We picked this Iwill media reader up at the local Fry’s. It had USB 2.0 stickers on the box, and supports compact flash, memory stick, secure digital, and smart media. It uses a standard USB mini a connection, so replacement cables will be easy to find. It requires a USB 2.0 cable, as a USB 1.1 cable we had did not work. This reader is the most compact, but doesn’t have an LED to indicate that the reader is plugged or that the card is being accessed. It shows up as 4 separate drives in windows.

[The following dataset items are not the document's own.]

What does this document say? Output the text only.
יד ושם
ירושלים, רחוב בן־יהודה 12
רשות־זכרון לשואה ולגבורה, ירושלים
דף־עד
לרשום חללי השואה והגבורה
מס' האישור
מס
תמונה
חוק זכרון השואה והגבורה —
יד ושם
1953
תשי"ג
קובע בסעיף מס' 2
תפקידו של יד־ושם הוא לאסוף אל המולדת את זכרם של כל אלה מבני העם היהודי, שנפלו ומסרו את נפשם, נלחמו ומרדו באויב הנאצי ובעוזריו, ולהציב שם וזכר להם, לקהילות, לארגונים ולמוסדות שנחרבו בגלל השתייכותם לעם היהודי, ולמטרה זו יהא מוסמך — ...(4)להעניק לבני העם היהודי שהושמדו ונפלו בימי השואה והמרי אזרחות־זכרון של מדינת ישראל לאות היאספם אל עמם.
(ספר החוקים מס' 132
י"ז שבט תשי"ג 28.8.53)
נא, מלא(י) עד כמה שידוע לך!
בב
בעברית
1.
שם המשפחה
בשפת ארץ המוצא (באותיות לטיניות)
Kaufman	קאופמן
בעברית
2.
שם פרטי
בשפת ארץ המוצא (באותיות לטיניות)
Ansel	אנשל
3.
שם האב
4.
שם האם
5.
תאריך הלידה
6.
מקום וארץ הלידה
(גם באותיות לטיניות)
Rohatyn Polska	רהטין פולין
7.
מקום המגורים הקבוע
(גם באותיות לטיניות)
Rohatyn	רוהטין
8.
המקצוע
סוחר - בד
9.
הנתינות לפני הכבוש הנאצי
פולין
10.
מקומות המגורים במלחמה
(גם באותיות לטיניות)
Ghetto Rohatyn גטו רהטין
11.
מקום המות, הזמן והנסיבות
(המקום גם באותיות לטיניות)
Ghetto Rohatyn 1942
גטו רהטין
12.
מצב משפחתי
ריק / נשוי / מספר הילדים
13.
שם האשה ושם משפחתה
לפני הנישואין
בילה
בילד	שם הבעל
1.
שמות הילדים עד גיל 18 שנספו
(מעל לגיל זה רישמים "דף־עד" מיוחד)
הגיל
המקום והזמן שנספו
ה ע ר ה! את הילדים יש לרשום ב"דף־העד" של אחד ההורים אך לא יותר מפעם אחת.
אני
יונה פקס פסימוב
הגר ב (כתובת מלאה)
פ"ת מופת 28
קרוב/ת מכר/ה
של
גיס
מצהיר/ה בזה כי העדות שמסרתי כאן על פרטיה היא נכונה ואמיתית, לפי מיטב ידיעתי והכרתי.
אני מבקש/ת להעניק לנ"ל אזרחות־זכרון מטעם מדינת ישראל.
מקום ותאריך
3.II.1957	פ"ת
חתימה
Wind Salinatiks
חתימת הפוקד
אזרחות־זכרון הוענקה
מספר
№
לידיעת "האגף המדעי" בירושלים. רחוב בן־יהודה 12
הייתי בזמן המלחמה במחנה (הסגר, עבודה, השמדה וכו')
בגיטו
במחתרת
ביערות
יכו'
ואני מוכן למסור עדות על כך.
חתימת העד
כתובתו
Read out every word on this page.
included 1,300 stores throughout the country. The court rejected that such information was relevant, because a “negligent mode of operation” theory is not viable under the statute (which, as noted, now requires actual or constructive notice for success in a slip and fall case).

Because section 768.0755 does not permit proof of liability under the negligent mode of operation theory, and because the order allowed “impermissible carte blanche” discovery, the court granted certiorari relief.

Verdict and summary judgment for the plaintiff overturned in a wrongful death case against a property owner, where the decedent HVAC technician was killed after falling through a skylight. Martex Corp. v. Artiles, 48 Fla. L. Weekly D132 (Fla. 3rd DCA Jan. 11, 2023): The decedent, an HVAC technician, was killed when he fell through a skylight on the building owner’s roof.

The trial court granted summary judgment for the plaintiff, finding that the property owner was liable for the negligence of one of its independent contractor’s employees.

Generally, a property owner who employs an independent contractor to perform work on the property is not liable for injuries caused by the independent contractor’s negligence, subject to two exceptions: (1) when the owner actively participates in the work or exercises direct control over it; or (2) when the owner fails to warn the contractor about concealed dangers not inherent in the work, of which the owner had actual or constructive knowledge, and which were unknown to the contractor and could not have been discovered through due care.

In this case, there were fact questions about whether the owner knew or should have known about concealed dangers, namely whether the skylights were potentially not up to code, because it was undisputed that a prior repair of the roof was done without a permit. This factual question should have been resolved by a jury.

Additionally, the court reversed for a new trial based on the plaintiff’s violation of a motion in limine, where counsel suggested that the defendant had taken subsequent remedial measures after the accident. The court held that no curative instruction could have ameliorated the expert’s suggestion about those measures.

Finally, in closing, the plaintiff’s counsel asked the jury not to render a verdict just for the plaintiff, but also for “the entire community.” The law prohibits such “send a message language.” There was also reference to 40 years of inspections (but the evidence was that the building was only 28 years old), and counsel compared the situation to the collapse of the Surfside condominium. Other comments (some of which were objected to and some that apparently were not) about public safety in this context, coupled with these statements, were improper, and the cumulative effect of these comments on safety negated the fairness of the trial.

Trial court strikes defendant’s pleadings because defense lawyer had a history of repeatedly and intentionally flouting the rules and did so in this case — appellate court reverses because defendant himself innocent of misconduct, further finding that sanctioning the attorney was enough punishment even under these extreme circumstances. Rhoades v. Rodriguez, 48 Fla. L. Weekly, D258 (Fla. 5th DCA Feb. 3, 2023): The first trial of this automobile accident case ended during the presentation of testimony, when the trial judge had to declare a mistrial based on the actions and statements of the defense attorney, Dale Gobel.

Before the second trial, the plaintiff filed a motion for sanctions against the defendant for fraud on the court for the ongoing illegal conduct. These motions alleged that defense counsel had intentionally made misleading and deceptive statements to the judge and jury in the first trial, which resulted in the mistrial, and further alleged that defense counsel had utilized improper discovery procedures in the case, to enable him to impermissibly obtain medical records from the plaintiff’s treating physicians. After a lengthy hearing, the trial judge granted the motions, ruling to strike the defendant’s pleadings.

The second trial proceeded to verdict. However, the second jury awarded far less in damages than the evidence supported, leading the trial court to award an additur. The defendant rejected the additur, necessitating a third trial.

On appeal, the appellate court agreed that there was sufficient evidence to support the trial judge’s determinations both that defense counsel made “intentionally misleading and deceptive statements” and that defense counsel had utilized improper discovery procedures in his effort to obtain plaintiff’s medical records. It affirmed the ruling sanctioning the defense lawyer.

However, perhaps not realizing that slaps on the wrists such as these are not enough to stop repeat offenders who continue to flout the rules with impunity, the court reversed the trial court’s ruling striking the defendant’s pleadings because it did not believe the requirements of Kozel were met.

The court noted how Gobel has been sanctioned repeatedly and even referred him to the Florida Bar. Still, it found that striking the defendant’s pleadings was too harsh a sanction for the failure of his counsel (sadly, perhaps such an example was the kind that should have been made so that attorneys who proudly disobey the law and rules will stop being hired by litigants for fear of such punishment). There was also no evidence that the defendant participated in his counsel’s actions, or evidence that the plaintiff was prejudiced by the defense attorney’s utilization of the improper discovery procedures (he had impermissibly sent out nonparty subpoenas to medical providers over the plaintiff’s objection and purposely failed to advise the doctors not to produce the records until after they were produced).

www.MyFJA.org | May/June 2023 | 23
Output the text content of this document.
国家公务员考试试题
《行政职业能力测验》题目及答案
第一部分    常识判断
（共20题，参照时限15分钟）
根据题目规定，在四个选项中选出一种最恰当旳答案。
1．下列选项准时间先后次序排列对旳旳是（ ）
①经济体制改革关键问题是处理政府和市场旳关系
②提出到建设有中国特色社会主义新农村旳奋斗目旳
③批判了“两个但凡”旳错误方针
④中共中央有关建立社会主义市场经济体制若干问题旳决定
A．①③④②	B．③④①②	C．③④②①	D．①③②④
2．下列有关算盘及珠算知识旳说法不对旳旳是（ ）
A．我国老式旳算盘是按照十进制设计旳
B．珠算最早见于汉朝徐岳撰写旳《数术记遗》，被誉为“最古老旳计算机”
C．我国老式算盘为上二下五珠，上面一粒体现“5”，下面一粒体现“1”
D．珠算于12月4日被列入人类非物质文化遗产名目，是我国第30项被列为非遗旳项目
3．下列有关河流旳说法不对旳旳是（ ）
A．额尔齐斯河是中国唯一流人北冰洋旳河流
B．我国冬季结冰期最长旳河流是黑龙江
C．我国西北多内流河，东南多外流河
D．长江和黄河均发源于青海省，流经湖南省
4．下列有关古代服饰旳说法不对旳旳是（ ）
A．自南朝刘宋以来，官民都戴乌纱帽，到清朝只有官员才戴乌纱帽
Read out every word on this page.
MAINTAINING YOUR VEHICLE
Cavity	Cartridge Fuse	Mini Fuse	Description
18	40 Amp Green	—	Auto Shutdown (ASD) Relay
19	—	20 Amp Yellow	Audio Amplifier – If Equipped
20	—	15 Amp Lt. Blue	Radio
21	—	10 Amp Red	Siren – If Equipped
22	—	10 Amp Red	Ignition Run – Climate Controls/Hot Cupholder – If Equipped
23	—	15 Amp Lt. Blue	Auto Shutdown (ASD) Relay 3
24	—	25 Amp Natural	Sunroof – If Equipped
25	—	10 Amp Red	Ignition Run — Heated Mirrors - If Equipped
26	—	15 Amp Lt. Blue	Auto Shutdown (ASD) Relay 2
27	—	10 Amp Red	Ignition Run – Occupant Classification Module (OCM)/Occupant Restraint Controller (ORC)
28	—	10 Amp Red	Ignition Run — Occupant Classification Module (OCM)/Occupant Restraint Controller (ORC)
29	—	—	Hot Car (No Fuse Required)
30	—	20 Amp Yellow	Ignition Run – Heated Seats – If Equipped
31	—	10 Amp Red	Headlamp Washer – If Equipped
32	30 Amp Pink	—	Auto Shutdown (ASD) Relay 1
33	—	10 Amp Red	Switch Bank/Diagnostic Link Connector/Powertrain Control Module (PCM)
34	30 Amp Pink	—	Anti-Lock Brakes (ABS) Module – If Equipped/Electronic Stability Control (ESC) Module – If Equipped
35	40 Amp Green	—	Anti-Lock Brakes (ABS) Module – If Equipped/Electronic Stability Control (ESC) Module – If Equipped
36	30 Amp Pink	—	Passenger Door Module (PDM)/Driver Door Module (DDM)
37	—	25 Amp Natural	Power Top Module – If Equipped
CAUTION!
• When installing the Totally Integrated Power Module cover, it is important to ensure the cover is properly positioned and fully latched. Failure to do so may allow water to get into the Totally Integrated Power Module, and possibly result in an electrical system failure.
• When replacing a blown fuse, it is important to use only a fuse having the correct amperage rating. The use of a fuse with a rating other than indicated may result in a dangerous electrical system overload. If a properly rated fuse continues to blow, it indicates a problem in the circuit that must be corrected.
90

We ordered this Zio Dazzle 8-in-1 reader off the internet. It supports compact flash, smart media, memory stick, and secure digital. The 8-in-1 is because they compact flash type I, II, and microdrives as 3 separate formats. Its cable is integrated so you can’t lose it, but this makes it less portable. It has a green LED to indicate power on with card access indicated by the blinking of this LED. It shows up as 2 drive in windows.
This Sandisk 12-in-1 card reader is probably one of the most popular readers and can be found in just about any electronics store. It supports compact flash, smart media, secure digital, memory stick, and XD cards. Again, all the variations of these formats are counted as separate devices. The Sandisk reader has an orange power LED and separate green LEDs for each slot to indicate card access. It adds a button to automate transfers to your computer and comes with a docking cradle, but you can remove it to use portably with a USB mini A cable.
The Lexar firewire reader was the reader of choice before card readers were even available in USB 2.0 form. It is very small and lightweight, although it requires a 6-pin firewire connection, which many PC laptops do not offer. It is also a compact flash only reader. One problem that we encountered with the Lexar is that it wouldn’t read our Corsair 512MB card, no matter how we formatted it. The card would simply get very hot to the touch when inserted into the reader. The Kingston card would give us the same problem, although we got it to work once for the read benchmark. We RMA’d the Lexar reader and still had the same problem. In addition, we found the card mounting time, or the time required for the computer to recognize the card once inserted, to be a touch slower than the USB readers.